AI-DISCOVERED TUNING EQUATIONS EXPLAIN HIGH-DIMENSIONAL POPULATION CODES
University College London
Presentation
Date TBA
Event Information
Poster Board
PS01-07AM-336
Poster
View posterAbstract
High-dimensional population codes are a defining feature of sensory cortex, yet existing theory fails to explain how such geometry arises from single-neuron tuning. In mouse primary visual cortex (V1), responses to finely spaced drifting gratings exhibit power-law population eigenspectra. All standard smooth tuning models (Gaussian or von Mises) instead predict exponentially decaying, low-dimensional structure, directly contradicting data. To resolve this discrepancy, we developed an AI-based equation discovery system designed to generate interpretable mechanistic models from neural data. Applied to single-neuron tuning curves alone, the system discovered a previously unconsidered parametric family of angular tuning functions. Crucially, without being trained on population statistics, the AI-discovered equation quantitatively predicted the experimentally observed population eigenspectrum, including its n⁻⁴ decay.
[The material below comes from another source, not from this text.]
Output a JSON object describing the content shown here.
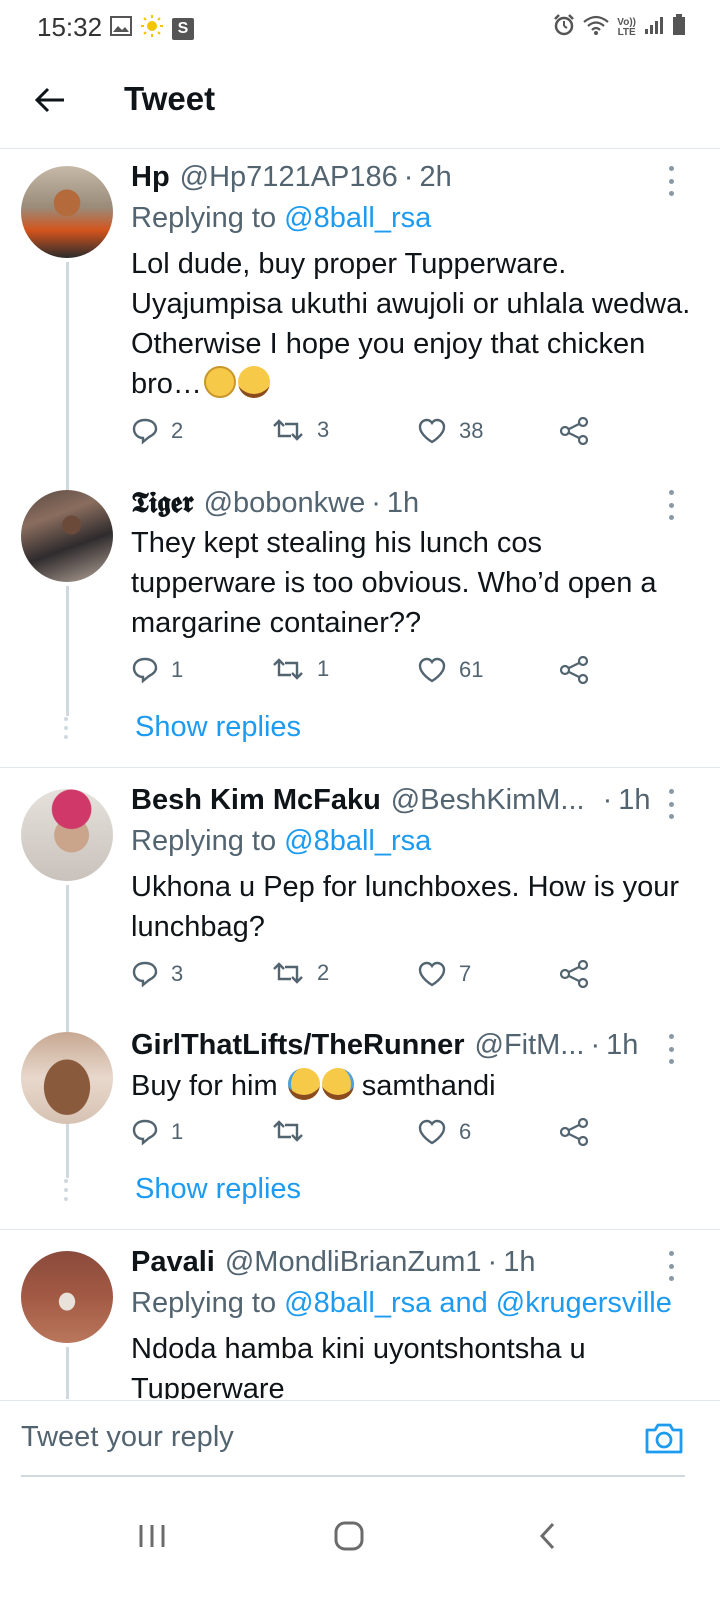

The key innovation is a shape parameter controlling peak sharpness, yielding tuning functions of the form exp(−|θ|ᵖ). For p < 2, these non-smooth tuning curves provably generate power-law eigenspectra with analytically predictable exponents. Fits to V1 data clustered near p ≈ 1, providing a direct and quantitative explanation of cortical population geometry. In simulated decoding tasks, the AI-derived tuning enabled accurate linear discrimination of fine angular differences, whereas smooth tuning models failed even with arbitrarily large readout weights. Finally, we show that a stabilized supralinear network can implement the AI-discovered transformation, converting smooth inputs into non-smooth outputs. Across both V1 orientation tuning and thalamic head-direction cells, the AI-derived equation consistently outperformed all classical models. These results demonstrate that AI-driven equation discovery can uncover new computational principles linking single-neuron response properties to population-level representations.